My knees used to hurt every day. Sometimes they hurt for almost the entire day. It’s wear and tear; 52 years of just plain old ordinary use, on top of decades of running, bike-riding and jumping rope in order to fight for something that feels like fitness.
So, I started taking glucosamine and a couple of other supplements that are supposed to help my body’s tendons, joints and cartilage. In other words, they’re supposed to reduce pain and increase comfort.
The supplements are expensive but they’ve helped. And this made me start thinking about how much money I would spend, if money could be used in this way, in order to eliminate physical pain and discomfort from my life completely.
What if money could restore me to a benchmark level of comfort and performance?
A couple of weeks ago, The Washington Post published an article about how much money people might be willing to spend in order to be pain free. At the risk of oversimplification, according to the study cited by the article, people would pay between $56.00 and $145.00 per day in order to be pain free. That works out to between $20,000.00 and $53,000.00 per year.
This question, (how much money is a pain-free day worth), is one that lawyers, judges and courts have awkwardly been struggling to answer for generations. For lawyers who represent people who have been seriously and sometimes grievously injured as a result of another person or company’s intentional or negligent conduct, the dollar value of pain is crucially important.
It requires a lawyer to authentically place himself into the life, the skin, the body of the person who so desperately requires his advocacy.
Our court system simply has no other way to compensate people for their pain, than asking a jury to be fair just and reasonable and decide how much money to award someone who has been injured by someone else’s wrongful conduct.
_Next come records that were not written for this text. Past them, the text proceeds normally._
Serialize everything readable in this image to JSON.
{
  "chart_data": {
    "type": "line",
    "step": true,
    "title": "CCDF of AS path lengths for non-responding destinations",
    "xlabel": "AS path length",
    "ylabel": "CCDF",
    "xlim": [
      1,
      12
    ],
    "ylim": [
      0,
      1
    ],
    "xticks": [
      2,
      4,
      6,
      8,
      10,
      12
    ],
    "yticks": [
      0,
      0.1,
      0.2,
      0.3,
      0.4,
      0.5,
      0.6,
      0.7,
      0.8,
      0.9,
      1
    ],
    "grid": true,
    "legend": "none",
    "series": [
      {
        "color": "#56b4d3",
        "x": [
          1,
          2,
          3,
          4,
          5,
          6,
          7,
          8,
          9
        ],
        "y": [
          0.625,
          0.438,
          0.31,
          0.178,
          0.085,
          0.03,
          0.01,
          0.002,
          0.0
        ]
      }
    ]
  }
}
As an advocate for a seriously injured person, a lawyer absolutely must be able to draw from a natural, profoundly deep well of compassion. If you’re a lawyer and you’re advocating for someone who suffers with pain, anguish, worry and fear, and you don’t have that well of compassion, then you’re just faking it. If you can’t identify with that person’s experience, then try another line of work.
All of us at the Maddox Law Firm learn intimately about the people who seek our representation. It is part of our mission to become experts in our people, their experience, their losses, obstacles, handicaps, their pain and their goals. That’s what the fight is about.
You can’t fight for a file. There’s no inspiration in a case number. We fight for people and their families and the best possible results that can be obtained for them.